Голос
Голос
“В моих книгах, — рассказал мне однажды Миллер, — в “Тропике Козерога”, в “Плексусе” и особенно в “Сексусе” — много страниц, написанных в состоянии между сном и бодрствованием, без обдумывания, без всякой подготовки. Очень часто поток воспоминаний накатывал на меня по ночам, я вскакивал, хватал бумагу и часами записывал фразы, почти непонятные мне самому. Я терял ощущение времени, забывал все на свете. Словно в каком-то трансе я записывал предложение за предложением, не имея ни малейшего представления о том, что последует дальше. А перечитывая эти страницы, я, их автор, бывал так же поражен — а то и просто шокирован, — как, вероятно, и читатель”.

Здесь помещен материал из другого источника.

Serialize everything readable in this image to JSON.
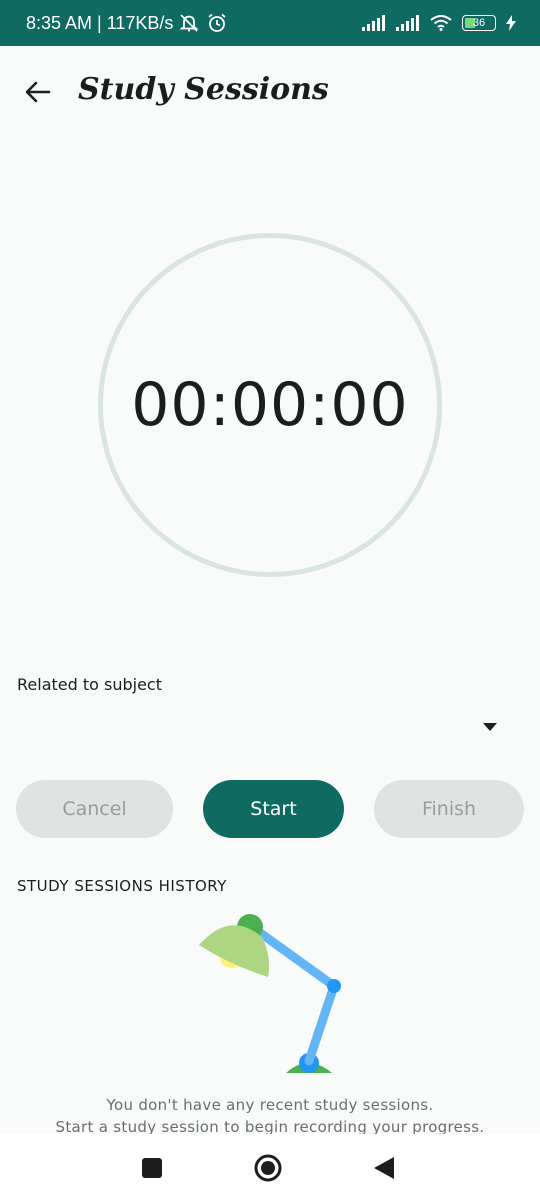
{
  "status_bar": {
    "time_and_speed": "8:35 AM | 117KB/s",
    "battery_level": "36"
  },
  "header": {
    "title": "Study Sessions"
  },
  "timer": {
    "display": "00:00:00"
  },
  "subject": {
    "label": "Related to subject",
    "selected_value": ""
  },
  "actions": {
    "cancel_label": "Cancel",
    "start_label": "Start",
    "finish_label": "Finish"
  },
  "history": {
    "header": "STUDY SESSIONS HISTORY",
    "empty_line1": "You don't have any recent study sessions.",
    "empty_line2": "Start a study session to begin recording your progress."
  },
  "colors": {
    "primary": "#0f6a62",
    "ring": "#d8e5e3",
    "disabled_bg": "#e1e3e2",
    "disabled_text": "#9a9c9b"
  },
  "icons": {
    "back": "arrow-left-icon",
    "dropdown": "caret-down-icon",
    "nav_recents": "square-icon",
    "nav_home": "circle-icon",
    "nav_back": "triangle-back-icon"
  }
}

Самые лучшие пассажи пришли к Миллеру именно так, единым потоком, вывалившись на него, “как мешок угля”. Для него творить — это не корпеть над каждой фразой, а черпать из источника, “открывать кран”. Этот феномен каждый раз поражал его самого. Записывать некое послание, как Магомет, под диктовку неведомой силы, овладевшей его рукой: это чувство сопровождало его всю жизнь. “Струя вырывалась, как молоко из кокосового ореха. Я был тут совершенно ни при чем. Руководил кто-то другой, я работал только передающей в эфир станцией <…>. Текст поступал прямой трансляцией из небесной студии” (“Плексус”). Иногда ему кажется, что внутри его “открывается некая раздвижная стена… Музыканты готовы… Комната вдруг исчезает… Образы зовут — и начинаешь писать, сам того не замечая” (письмо Дарреллу от 31 октября 1959 г.).

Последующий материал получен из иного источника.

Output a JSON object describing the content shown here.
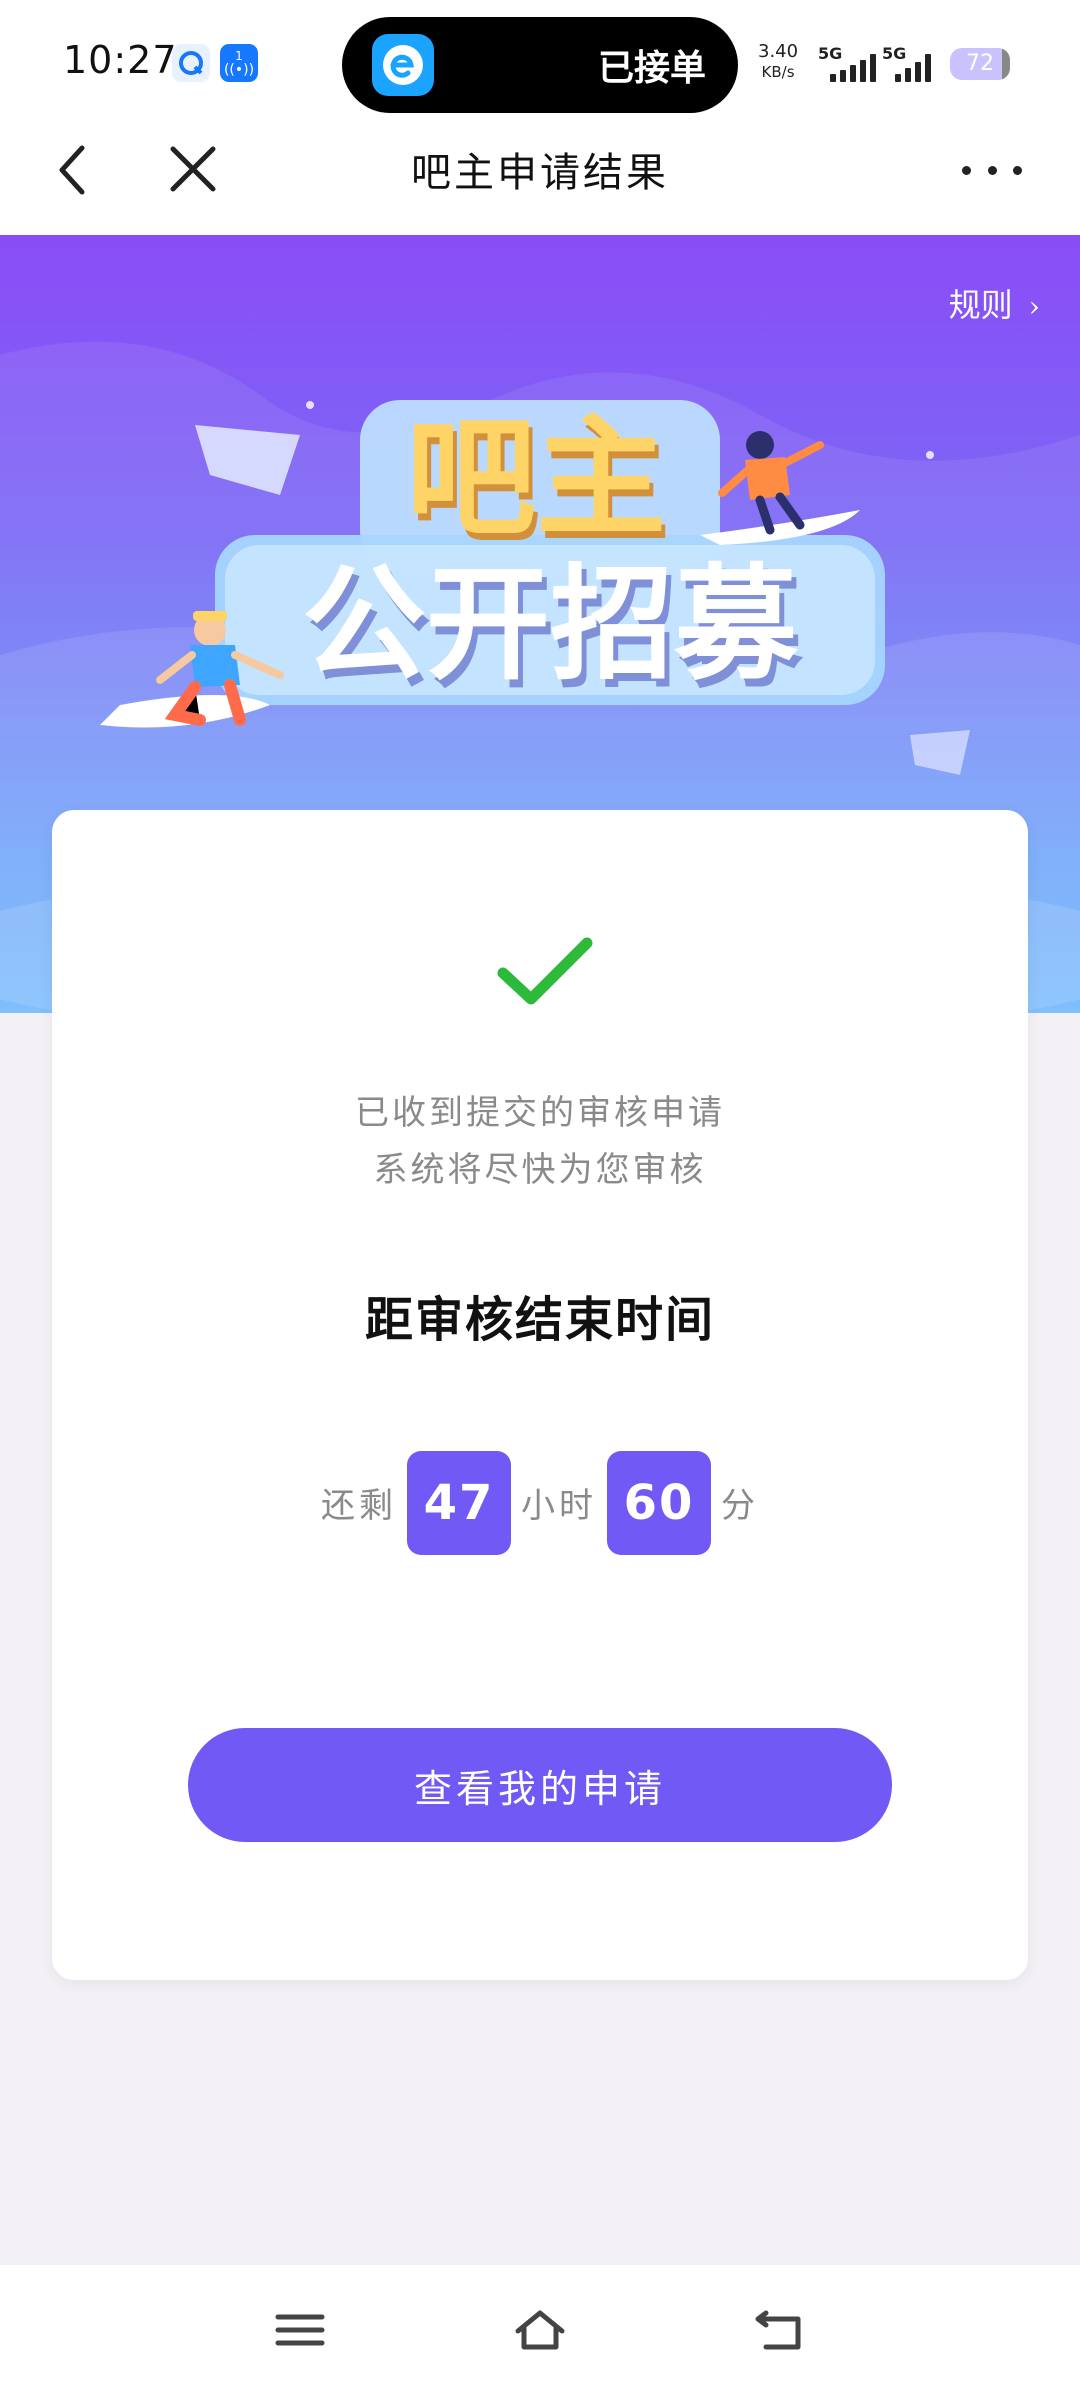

Эта неизвестная сила, которую он именует то Голосом, то Другим, то Диктующим — как не вспомнить слова Рембо “Я — это другой”, — является ему в лихорадке вдохновения, похожей на “кипение первобытной магмы”. Внутри него начинает вращаться какое-то колесо. В мозгу разгорается пламя. А потом лавина, потом кровотечение или “пожар”, потушить который невозможно. Мысли скачут, обгоняя одна другую и сталкиваясь, с такой скоростью, что он едва успевает их фиксировать. “Они теснились такой толпой, что я не успевал записывать. В конце концов я потерял надежду запомнить эту светящуюся толпу “. И часто, выходя из игры, Миллер “довольствуется роскошью сознания, что написал книгу только в голове” (“Сексус”). Он полагает даже, что эти ненаписанные книги — самые лучшие, а те, которые ему удалось положить на бумагу, — “лишь бледное отражение, слабое воспоминание о тех, “продиктованных”.

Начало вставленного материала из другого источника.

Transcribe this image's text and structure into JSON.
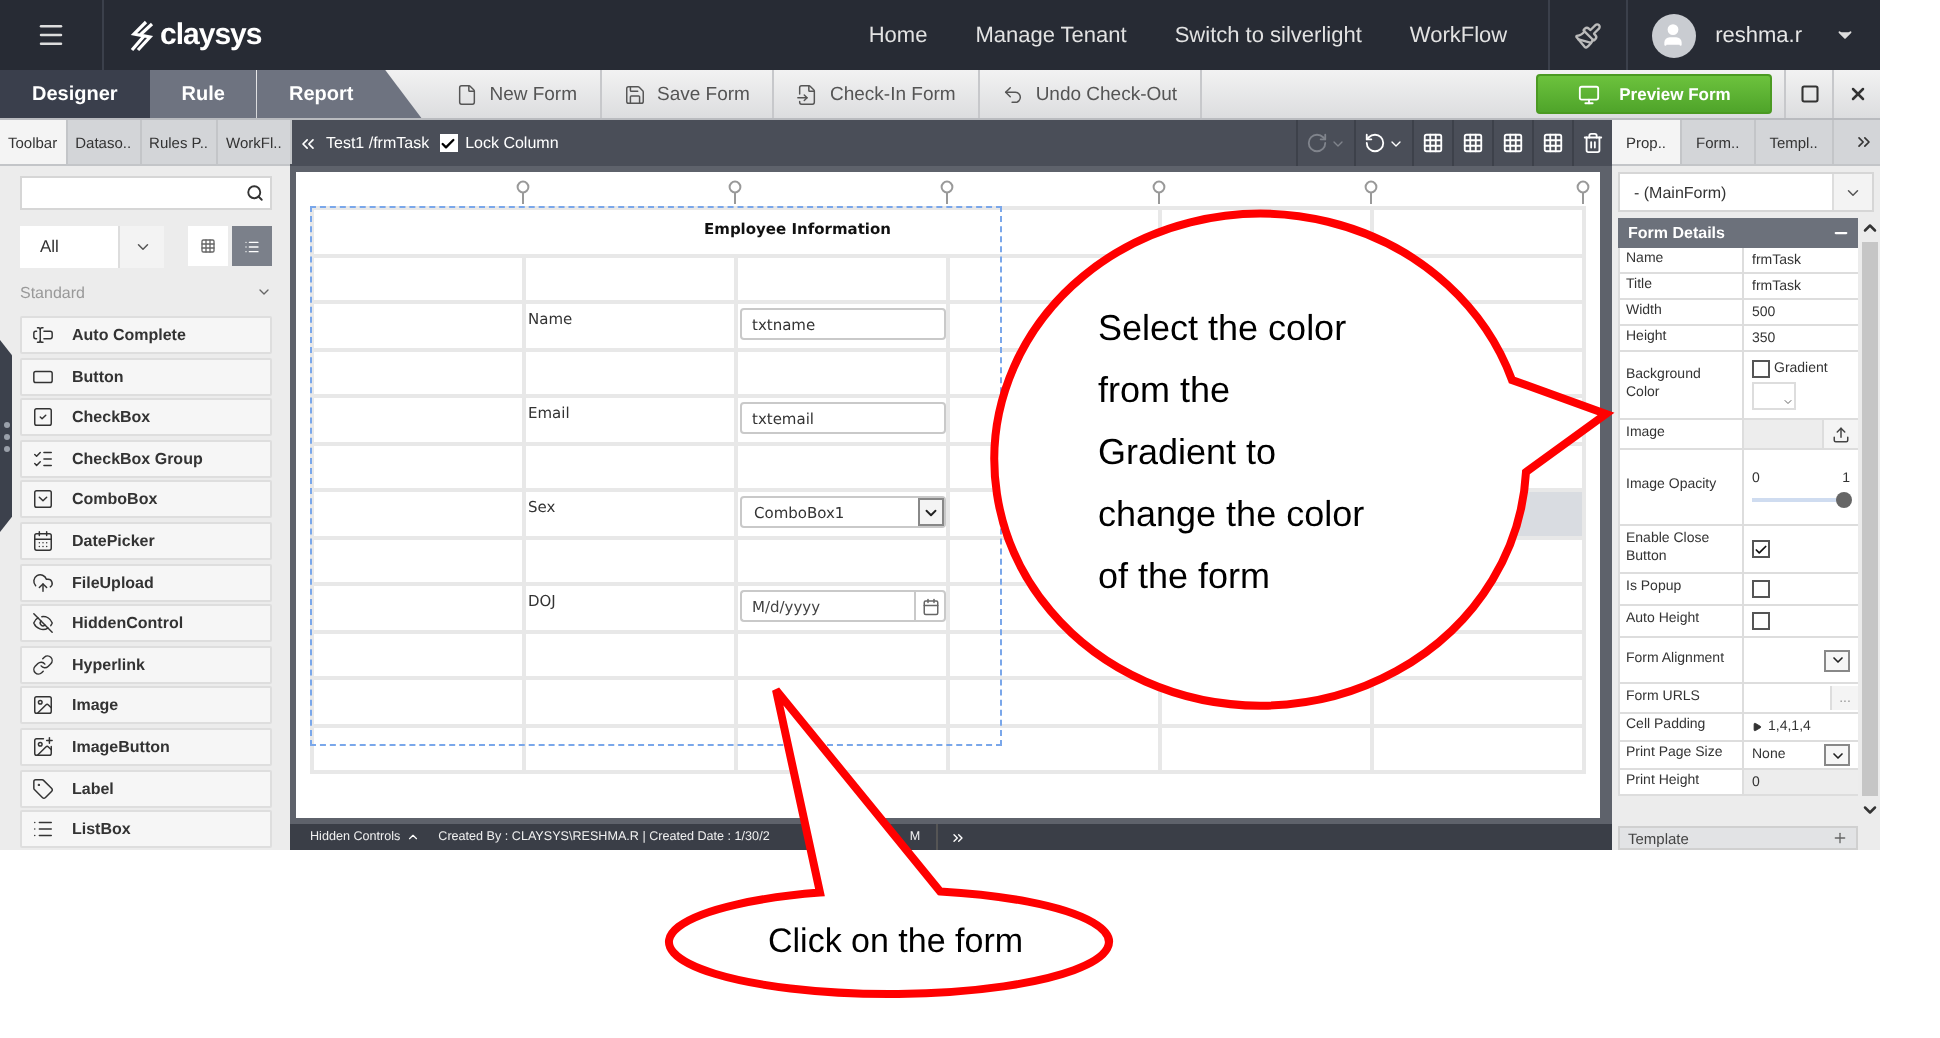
{
  "topbar": {
    "logo": "claysys",
    "nav": [
      "Home",
      "Manage Tenant",
      "Switch to silverlight",
      "WorkFlow"
    ],
    "user": "reshma.r"
  },
  "mode_tabs": [
    {
      "label": "Designer",
      "selected": true
    },
    {
      "label": "Rule",
      "selected": false
    },
    {
      "label": "Report",
      "selected": false
    }
  ],
  "actions": [
    {
      "kind": "new",
      "label": "New Form"
    },
    {
      "kind": "save",
      "label": "Save Form"
    },
    {
      "kind": "checkin",
      "label": "Check-In Form"
    },
    {
      "kind": "undo",
      "label": "Undo Check-Out"
    }
  ],
  "preview_button": "Preview Form",
  "left_panel": {
    "tabs": [
      {
        "label": "Toolbar",
        "selected": true
      },
      {
        "label": "Dataso..",
        "selected": false
      },
      {
        "label": "Rules P..",
        "selected": false
      },
      {
        "label": "WorkFl..",
        "selected": false
      }
    ],
    "filter": "All",
    "views": [
      {
        "kind": "grid",
        "selected": false
      },
      {
        "kind": "list",
        "selected": true
      }
    ],
    "section": "Standard",
    "items": [
      {
        "kind": "autocomplete",
        "label": "Auto Complete"
      },
      {
        "kind": "button",
        "label": "Button"
      },
      {
        "kind": "checkbox",
        "label": "CheckBox"
      },
      {
        "kind": "checkboxgroup",
        "label": "CheckBox Group"
      },
      {
        "kind": "combobox",
        "label": "ComboBox"
      },
      {
        "kind": "datepicker",
        "label": "DatePicker"
      },
      {
        "kind": "fileupload",
        "label": "FileUpload"
      },
      {
        "kind": "hidden",
        "label": "HiddenControl"
      },
      {
        "kind": "hyperlink",
        "label": "Hyperlink"
      },
      {
        "kind": "image",
        "label": "Image"
      },
      {
        "kind": "imagebutton",
        "label": "ImageButton"
      },
      {
        "kind": "label",
        "label": "Label"
      },
      {
        "kind": "listbox",
        "label": "ListBox"
      }
    ]
  },
  "designer": {
    "breadcrumb": "Test1 /frmTask",
    "lock_column": {
      "label": "Lock Column",
      "checked": true
    },
    "tools": [
      {
        "kind": "redo",
        "disabled": true
      },
      {
        "kind": "undo",
        "disabled": false
      },
      {
        "kind": "grid",
        "disabled": false
      },
      {
        "kind": "grid",
        "disabled": false
      },
      {
        "kind": "grid",
        "disabled": false
      },
      {
        "kind": "grid",
        "disabled": false
      },
      {
        "kind": "delete",
        "disabled": false
      }
    ],
    "form": {
      "title": "Employee Information",
      "rows": [
        {
          "kind": "blank",
          "selected": false
        },
        {
          "kind": "field",
          "label": "Name",
          "control": {
            "kind": "textbox",
            "value": "txtname"
          },
          "selected": false
        },
        {
          "kind": "blank",
          "selected": false
        },
        {
          "kind": "field",
          "label": "Email",
          "control": {
            "kind": "textbox",
            "value": "txtemail"
          },
          "selected": false
        },
        {
          "kind": "blank",
          "selected": false
        },
        {
          "kind": "field",
          "label": "Sex",
          "control": {
            "kind": "combobox",
            "value": "ComboBox1"
          },
          "selected": true
        },
        {
          "kind": "blank",
          "selected": false
        },
        {
          "kind": "field",
          "label": "DOJ",
          "control": {
            "kind": "date",
            "placeholder": "M/d/yyyy"
          },
          "selected": false
        },
        {
          "kind": "blank",
          "selected": false
        },
        {
          "kind": "blank",
          "selected": false
        },
        {
          "kind": "blank",
          "selected": false
        }
      ]
    },
    "status": {
      "hidden_controls": "Hidden Controls",
      "created": "Created By : CLAYSYS\\RESHMA.R | Created Date : 1/30/2",
      "created_tail": "M"
    }
  },
  "right_panel": {
    "tabs": [
      {
        "label": "Prop..",
        "selected": true
      },
      {
        "label": "Form..",
        "selected": false
      },
      {
        "label": "Templ..",
        "selected": false
      }
    ],
    "scope": "- (MainForm)",
    "section": "Form Details",
    "properties": [
      {
        "kind": "text",
        "label": "Name",
        "value": "frmTask"
      },
      {
        "kind": "text",
        "label": "Title",
        "value": "frmTask"
      },
      {
        "kind": "text",
        "label": "Width",
        "value": "500"
      },
      {
        "kind": "text",
        "label": "Height",
        "value": "350"
      },
      {
        "kind": "color",
        "label": "Background Color",
        "option": "Gradient",
        "checked": false
      },
      {
        "kind": "upload",
        "label": "Image"
      },
      {
        "kind": "slider",
        "label": "Image Opacity",
        "min": "0",
        "max": "1",
        "level": 1
      },
      {
        "kind": "checkbox",
        "label": "Enable Close Button",
        "checked": true
      },
      {
        "kind": "checkbox",
        "label": "Is Popup",
        "checked": false
      },
      {
        "kind": "checkbox",
        "label": "Auto Height",
        "checked": false
      },
      {
        "kind": "select",
        "label": "Form Alignment"
      },
      {
        "kind": "ellipsis",
        "label": "Form URLS",
        "button": "..."
      },
      {
        "kind": "expand",
        "label": "Cell Padding",
        "value": "1,4,1,4"
      },
      {
        "kind": "select",
        "label": "Print Page Size",
        "value": "None"
      },
      {
        "kind": "readonly",
        "label": "Print Height",
        "value": "0"
      }
    ],
    "next_section": "Template"
  },
  "callouts": [
    {
      "text": "Select the color from the Gradient to change the color of the form"
    },
    {
      "text": "Click on the form"
    }
  ]
}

Когда “волна благодати” отходит и он, вернувшись к душевному равновесию, перечитывает написанное, ему кажется, что он видит чужую руку — “может быть, руку Бога или руку своего внутреннего, скрытого существа”. И восклицает: “Разве можно, не покраснев, ставить свою подпись под такой книгой?” Он твердо убежден, что мы ничего не создаем сами, что это происходит только через нас и за нас. То же буйство стихии, то же изобилие, какое проявляется в природе, происходит в его мозгу: буйные джунгли мыслей. Анри Мишо, описывая тот же феномен, также говорил именно о вихре мыслей, проносящихся со скоростью, часто исключающей возможность транскрипции. Одно из неотъемлемых свойств Другого — его внезапность, непредсказуемость. Он может обрушиться на Миллера, когда тот бреется, обедает, с кем-нибудь разговаривает или даже сидит в сортире (пожалуй, это одно из излюбленных мест его демона). Но чаще всего Голос атакует его на ходу, как это случалось с Руссо и с Ницше. Известно, что автор “Заратустры” не мог сочинять сидя за рабочим столом, и только ходьба, ритмичная работа мускулов, заряжающая его тело, как некий двигатель, магнетическим флюидом вызывала в его мозгу искры мыслей. Именно Ницше в “Ecce homo” заложил первые основания науки, которую можно было бы назвать “физиологией мысли”. И действительно, если на мыслительную деятельность одних благотворное воздействие оказывают чистота и порядок, то у других она активизируется табаком, алкоголем, кофе, наркотиками, “безобразиями”, о которых говорил Рембо. А запах гнилых яблок, пробуждавший вдохновение и стимулировавший мысль Шиллера, к недоумению Гёте? Когда Голос застает Миллера врасплох, он, умеющий записывать мысли только на машинке, бегом бросается домой и начинает “расстреливать клавиши всеми пальцами сразу”. Это случается с ним в Париже, в Нью-Йорке, в Биг-Суре, повсюду. Эвакуация мыслей оказывается столь же неудержимой потребностью, как облегчение кишечника. Иногда ему приходится, как однажды в Джексонвилле, хватать такси, чтобы записать — настолько это неотложно — “безумные и дьявольские” мысли, внушенные ему уродством городского парка.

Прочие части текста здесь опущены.